Lucille remained in her home in Raneswood. Except that she became even more proud and stiff and unapproachable than before, there was very little change in her. No one dared to express any pity for her. She went on playing bridge and occasionally asking neighbours in for drinks, and it somehow became recognized in the village that she held herself responsible for all that her son had done, although this did not mean that she was to blame for it. As was only to be expected, he was detained at Her Majesty's pleasure. It is to be hoped, I think, that this will last for as long as his life, and that he will not be returned to be cared for in the community. Not that Lucille would shrink from undertaking this, but after all, she is much older than he is, and a time would probably come when he would be left alone to commit what further
murders he chose. Malcolm and I have discussed his case with our new neighbour, the professor of psychology, who is very sure that the Kevins of this world should be kept shut away. The well should be protected from the sick,’ he says, an attitude which is not as popular these days as I think it ought to be.

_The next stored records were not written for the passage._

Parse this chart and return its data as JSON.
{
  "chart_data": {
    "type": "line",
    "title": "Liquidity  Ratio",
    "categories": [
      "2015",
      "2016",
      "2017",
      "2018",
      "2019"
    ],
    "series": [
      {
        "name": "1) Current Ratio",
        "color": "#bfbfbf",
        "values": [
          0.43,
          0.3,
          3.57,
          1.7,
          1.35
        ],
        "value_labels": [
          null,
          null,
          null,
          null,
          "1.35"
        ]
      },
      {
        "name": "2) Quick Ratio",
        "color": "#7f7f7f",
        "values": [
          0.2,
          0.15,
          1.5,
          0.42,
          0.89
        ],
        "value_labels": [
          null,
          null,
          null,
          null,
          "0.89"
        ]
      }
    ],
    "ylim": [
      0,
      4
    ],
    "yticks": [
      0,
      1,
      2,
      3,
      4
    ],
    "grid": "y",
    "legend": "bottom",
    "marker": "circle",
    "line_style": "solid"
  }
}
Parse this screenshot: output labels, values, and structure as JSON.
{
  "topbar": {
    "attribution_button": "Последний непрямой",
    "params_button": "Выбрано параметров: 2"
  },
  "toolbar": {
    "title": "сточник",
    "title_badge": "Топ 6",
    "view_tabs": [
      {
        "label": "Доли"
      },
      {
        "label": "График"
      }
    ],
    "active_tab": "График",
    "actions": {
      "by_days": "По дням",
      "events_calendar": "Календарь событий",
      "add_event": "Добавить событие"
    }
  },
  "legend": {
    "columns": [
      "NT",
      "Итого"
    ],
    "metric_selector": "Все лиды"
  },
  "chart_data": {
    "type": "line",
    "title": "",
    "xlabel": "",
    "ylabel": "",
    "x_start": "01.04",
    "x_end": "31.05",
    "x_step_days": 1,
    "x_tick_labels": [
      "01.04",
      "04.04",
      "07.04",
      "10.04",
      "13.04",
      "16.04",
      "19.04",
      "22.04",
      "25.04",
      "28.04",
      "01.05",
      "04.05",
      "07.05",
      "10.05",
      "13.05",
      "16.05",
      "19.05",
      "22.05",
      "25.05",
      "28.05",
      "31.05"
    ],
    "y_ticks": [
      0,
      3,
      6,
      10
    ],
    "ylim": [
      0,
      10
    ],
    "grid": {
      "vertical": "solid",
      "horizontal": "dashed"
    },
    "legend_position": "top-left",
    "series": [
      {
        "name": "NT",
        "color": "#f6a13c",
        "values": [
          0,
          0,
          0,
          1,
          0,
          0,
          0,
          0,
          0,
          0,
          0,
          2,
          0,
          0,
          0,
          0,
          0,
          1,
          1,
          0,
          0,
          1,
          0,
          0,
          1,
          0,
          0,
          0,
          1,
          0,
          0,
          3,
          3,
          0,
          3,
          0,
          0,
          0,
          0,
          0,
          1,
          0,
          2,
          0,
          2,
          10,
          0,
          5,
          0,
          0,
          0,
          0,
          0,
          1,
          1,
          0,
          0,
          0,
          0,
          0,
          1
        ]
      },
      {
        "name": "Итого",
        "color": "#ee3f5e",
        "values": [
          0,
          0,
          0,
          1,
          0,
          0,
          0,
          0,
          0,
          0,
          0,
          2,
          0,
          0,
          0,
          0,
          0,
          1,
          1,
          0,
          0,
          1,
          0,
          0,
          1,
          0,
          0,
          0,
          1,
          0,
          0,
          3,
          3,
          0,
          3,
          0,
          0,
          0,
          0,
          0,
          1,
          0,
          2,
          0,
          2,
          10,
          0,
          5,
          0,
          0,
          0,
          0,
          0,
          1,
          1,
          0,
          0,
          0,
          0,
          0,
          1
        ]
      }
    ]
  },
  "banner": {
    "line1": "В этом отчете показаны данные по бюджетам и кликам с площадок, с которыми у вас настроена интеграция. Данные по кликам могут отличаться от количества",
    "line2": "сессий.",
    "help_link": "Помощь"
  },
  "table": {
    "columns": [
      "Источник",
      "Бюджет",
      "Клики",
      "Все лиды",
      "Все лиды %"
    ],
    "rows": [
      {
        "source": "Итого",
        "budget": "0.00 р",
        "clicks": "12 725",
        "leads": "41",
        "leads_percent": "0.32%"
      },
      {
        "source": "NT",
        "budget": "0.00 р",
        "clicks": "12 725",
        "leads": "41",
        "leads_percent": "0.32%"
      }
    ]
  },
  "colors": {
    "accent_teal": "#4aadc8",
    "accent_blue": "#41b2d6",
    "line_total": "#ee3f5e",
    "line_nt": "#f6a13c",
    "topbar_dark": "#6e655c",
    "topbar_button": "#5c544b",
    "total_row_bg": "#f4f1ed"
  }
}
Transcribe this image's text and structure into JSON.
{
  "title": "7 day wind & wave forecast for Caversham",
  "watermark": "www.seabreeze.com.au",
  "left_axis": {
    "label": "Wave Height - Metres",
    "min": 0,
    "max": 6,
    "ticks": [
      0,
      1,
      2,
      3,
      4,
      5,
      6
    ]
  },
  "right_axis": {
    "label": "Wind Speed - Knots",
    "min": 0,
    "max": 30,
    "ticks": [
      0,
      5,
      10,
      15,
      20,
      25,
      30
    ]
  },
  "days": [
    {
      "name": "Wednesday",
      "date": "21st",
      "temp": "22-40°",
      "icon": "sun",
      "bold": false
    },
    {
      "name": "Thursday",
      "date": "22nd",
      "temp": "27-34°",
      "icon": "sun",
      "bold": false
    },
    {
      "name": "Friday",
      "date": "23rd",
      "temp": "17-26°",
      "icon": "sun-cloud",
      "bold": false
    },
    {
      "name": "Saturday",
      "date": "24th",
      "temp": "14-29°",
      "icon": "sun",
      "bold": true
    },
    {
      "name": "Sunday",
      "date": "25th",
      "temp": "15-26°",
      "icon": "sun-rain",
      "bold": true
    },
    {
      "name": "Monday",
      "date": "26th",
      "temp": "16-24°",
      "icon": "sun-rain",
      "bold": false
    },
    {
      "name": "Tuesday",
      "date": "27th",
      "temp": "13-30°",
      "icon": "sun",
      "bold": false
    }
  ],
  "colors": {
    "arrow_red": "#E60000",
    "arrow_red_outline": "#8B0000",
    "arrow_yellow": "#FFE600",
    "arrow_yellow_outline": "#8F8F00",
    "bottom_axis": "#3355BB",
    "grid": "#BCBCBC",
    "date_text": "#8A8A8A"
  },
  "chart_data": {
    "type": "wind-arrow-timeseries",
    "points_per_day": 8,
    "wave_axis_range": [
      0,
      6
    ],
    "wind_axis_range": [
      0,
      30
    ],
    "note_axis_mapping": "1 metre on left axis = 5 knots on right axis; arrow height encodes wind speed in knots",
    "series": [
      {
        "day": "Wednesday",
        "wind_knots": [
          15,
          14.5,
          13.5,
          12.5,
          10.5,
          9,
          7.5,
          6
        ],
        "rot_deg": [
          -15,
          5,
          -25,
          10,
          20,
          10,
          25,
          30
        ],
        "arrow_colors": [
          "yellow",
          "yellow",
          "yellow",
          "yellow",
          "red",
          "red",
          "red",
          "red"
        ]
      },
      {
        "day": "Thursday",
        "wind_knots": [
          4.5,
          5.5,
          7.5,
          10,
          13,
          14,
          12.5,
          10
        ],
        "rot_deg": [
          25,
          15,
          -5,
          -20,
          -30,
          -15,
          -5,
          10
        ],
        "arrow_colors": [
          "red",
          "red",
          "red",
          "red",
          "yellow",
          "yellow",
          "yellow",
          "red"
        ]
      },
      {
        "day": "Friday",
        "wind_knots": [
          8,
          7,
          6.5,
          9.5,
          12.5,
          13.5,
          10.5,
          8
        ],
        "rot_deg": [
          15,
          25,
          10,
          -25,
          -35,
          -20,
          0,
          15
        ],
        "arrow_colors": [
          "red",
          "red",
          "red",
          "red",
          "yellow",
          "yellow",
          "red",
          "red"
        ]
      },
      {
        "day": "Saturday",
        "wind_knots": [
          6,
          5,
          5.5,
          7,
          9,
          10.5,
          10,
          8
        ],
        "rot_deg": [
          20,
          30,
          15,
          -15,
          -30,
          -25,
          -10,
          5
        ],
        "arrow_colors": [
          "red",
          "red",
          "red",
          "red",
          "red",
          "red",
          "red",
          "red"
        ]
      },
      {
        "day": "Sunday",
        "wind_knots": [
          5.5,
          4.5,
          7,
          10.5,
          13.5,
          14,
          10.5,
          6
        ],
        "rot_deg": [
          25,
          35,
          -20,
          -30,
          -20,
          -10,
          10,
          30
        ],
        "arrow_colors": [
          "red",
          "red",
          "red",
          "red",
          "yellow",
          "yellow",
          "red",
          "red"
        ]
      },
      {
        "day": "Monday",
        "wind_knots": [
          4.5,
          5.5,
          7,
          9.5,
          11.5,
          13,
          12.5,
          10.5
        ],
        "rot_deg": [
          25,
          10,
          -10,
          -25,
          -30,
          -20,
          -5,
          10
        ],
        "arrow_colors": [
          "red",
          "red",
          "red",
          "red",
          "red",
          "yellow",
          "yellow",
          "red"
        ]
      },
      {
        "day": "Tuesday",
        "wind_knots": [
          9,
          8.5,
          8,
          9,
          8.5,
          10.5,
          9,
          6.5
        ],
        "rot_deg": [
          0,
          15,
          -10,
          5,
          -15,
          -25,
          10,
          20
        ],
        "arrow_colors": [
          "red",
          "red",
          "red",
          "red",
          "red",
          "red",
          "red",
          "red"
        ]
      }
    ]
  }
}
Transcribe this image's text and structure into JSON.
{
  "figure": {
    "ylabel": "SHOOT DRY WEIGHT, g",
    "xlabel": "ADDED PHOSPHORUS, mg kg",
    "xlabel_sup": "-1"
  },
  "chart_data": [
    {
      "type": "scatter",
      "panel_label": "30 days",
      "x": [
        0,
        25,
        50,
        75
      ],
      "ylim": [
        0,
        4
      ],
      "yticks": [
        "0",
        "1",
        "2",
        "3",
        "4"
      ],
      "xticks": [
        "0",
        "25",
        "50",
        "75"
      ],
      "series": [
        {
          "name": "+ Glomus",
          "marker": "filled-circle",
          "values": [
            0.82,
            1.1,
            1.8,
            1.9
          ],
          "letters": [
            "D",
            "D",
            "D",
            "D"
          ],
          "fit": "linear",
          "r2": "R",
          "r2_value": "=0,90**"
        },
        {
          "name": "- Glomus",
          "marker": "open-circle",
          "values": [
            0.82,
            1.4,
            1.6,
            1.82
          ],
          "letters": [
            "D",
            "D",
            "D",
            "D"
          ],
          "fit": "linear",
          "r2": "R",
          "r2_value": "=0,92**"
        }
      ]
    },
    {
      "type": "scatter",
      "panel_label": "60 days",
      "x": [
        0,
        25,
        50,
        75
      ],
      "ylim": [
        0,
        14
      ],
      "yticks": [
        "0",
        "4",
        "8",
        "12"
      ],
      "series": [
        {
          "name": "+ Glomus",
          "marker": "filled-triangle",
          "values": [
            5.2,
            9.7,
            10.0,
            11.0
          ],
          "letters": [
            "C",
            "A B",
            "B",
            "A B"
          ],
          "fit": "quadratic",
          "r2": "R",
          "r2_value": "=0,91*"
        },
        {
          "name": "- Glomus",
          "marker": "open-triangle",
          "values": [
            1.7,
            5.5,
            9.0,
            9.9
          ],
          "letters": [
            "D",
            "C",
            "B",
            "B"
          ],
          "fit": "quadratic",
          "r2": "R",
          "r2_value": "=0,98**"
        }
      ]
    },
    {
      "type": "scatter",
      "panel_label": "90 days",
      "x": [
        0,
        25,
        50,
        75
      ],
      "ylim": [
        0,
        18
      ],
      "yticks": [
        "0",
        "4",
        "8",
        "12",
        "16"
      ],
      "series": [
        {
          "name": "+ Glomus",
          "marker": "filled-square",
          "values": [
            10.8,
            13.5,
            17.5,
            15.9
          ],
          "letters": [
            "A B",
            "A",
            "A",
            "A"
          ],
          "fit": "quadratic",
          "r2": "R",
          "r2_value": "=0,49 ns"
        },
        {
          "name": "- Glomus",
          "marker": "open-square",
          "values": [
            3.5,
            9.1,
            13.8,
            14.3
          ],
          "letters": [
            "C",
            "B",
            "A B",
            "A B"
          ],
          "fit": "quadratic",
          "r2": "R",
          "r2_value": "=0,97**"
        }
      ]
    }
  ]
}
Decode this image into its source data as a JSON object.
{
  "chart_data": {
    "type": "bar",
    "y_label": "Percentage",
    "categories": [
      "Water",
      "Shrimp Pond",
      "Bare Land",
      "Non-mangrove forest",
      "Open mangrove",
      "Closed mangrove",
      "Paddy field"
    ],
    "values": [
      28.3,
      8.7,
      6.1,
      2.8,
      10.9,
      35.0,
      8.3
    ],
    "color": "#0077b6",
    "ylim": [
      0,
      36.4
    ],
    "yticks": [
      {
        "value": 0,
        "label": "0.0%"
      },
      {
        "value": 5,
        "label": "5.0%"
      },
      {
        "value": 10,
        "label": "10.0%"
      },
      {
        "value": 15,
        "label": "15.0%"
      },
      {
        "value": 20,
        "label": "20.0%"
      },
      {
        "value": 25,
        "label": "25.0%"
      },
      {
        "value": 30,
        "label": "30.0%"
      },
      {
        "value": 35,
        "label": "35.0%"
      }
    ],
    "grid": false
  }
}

Just how sick Avril Loxley was will never be ascertained, or Peter either, for that matter. If she told me the truth that he had threatened to kill her child if she insisted on letting it be born, perhaps he was the sicker of the two. But those are problems to which there are no answers.

Ernest Askew was persuaded by his wife to submit the play that he had written to Hugh Maskell, and Hugh, most reluctant to look at it at first, fearing to be put into the embarrassing position of having to tell the writer that it was a piece of amateurish blundering, was overcome with pleasure at finding it just what Victoria Askew had said, exceedingly funny and splendid entertainment. The dramatic society made it their Christmas production and it was an amazing success. It happened that an agent from London was in the village, staying with friends, and was taken to see it, and now there are rumours going round that it will be produced in London sometime next year. In fact, without anyone suspecting it, we have had a village Chekov living amongst us. I was in our local production, as an elderly lady who spends most of her time throughout the play playing patience and had only about three lines to say. I enjoyed it very much.

Sharon Sawyer, as shyly and diffidently as ever, soon acquired another boyfriend. Gossip had it that he treated her as badly as it seemed she liked to be treated. He was part owner of a small market garden in the neighbourhood.